Salon launched in 1995 as one of the first outlets to exist purely online, with no print edition behind it, and it has kept publishing original journalism ever since. That longevity counts for something. Plenty of early web ventures folded inside a few years; the site is still putting out fresh material across a broad spread of subjects. The sections break down into News and Politics, Culture covering television, film and entertainment, a Food area with recipes and culinary writing, Science and Health, Money, and a Life Stories section that runs personal essays. Video rounds it out. The reviews that land the site in the Books category belong mostly to that Culture and Life Stories territory, where writers respond to books as much as they report on them. The back catalogue is genuinely deep, which is one of the more useful things about the site if you want to go looking for coverage of a particular title or author.

What you get is commentary and essay writing more than straight reporting. The political coverage leans progressive and makes no secret of it, and the cultural criticism follows the same sensibility. For a reader who shares that outlook, Salon reads like a long-running conversation among people thinking along the same lines. For a reader who does not, the slant will be obvious within a few articles. This shapes how much weight the book pieces carry: a review here is filtered through a definite worldview, and treating it as a neutral buyer's guide would be a mistake. It works better as a place to read a second opinion after you have already formed your own.

Access works on two levels. Most of Salon is free and supported by advertising, while a paid subscription strips the ads out, currently advertised with a 58 percent discount on the annual rate.

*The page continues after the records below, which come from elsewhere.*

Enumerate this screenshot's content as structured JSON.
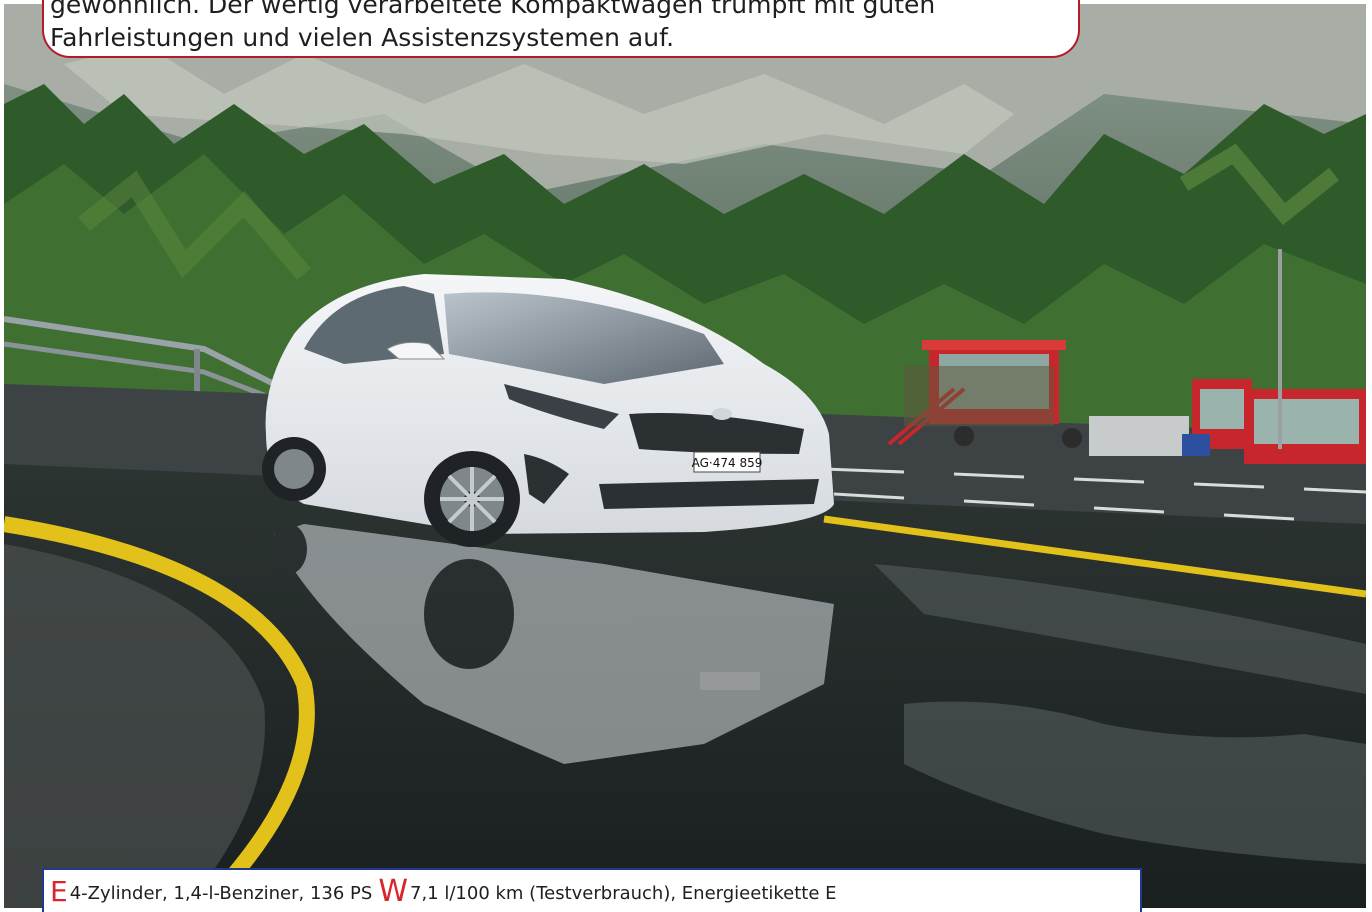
{
  "caption": {
    "line1": "gewöhnlich. Der wertig verarbeitete Kompaktwagen trumpft mit guten",
    "line2": "Fahrleistungen und vielen Assistenzsystemen auf."
  },
  "photo": {
    "license_plate": "AG·474 859"
  },
  "specs": {
    "engine_letter": "E",
    "engine_text": "4-Zylinder, 1,4-l-Benziner, 136 PS",
    "consumption_letter": "W",
    "consumption_text": "7,1 l/100 km (Testverbrauch), Energieetikette E"
  },
  "colors": {
    "caption_border": "#b31b2b",
    "spec_border": "#1f3a8a",
    "spec_letter": "#d9252b"
  }
}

There is also a newsletter signup and a staff directory naming the writers behind the work, a fair sign of a publication willing to stand behind its bylines. The food recipes and personal essays are probably the most evergreen material on offer; the politics, by its nature, dates fast.

Credibility picture

On credibility, I would not paper over a genuinely mixed record. Outside ratings of Salon's political reporting are not flattering. AllSides places Salon at the far end of the left. Media Bias/Fact Check rates it as Left with reporting it calls mostly factual, meaning the underlying facts tend to hold even where the framing is one-sided. Ad Fontes Media lands in similar territory, marking it as skewing left with reliability it describes as mixed. The consistent reading across those sources: the slant is heavy, the facts are usually sound, and the analysis belongs in the opinion column rather than on the settled-record shelf. That is a reasonable thing for a commentary outlet to be, as long as nobody mistakes it for detached journalism.

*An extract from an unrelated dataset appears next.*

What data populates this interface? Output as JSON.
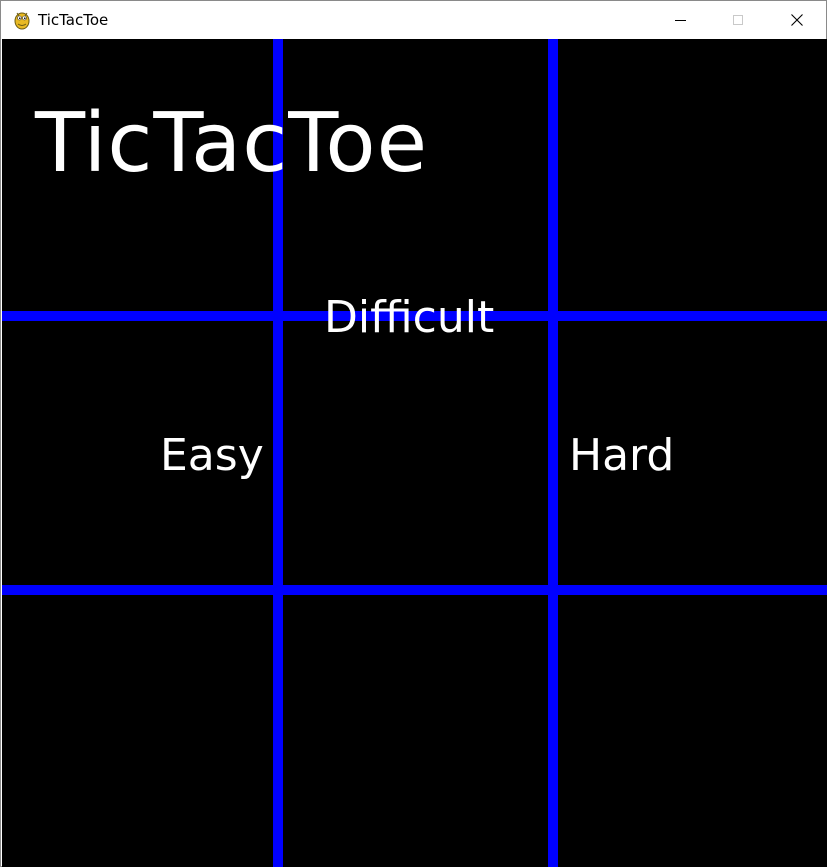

The consumer-facing reputation is harsher. On Sitejabber, Salon carries 43 reviews averaging 1.3 stars, a score pointing to real friction for some users, whether over ad load on the free tier, the subscription experience, or the editorial direction itself. A rating that low is hard to wave away, though the sample is small and review sites tend to skew toward people with a complaint to lodge. Several Quora threads noted a point worth taking seriously: Salon was well regarded at launch in the mid-1990s, and views on its reliability have shifted considerably in the decades since. That tracks with the bias ratings. The standing the outlet had as a web pioneer is not the standing it holds today, and a fair assessment has to weigh the present more than the legacy.

Getting in touch is straightforward. A contact page sits in the about section, and the outlet is active across a wide set of social channels including Twitter, Instagram, YouTube, Facebook, TikTok, Reddit and LinkedIn. No phone number or postal address appears on the homepage, which is normal for a digital newsroom; the contact form and social presence cover practical needs for anyone wanting to flag a correction or follow the work.

Worth reading?

So where does that leave the Books angle? The reviews section is a legitimate place to read opinionated writing about books and culture, provided you go in knowing the lens. Salon will not function as an impartial shopping aid, and the low consumer rating is a real caveat about the broader experience of using the site. For someone who enjoys cultural criticism with a clear point of view, the writing can be sharp and the back catalogue runs deep. The free tier lets you test that without spending anything, which at least removes the cost question from the equation.

Salon is a narrow fit. A left-leaning reader who wants book and culture commentary that matches their politics, and who can tolerate ads or is willing to pay to remove them, will get steady value from the site. A reader chasing balanced, apolitical book reviews should look elsewhere. Three or four pieces from the reviews section will settle the question faster than any outside summary can.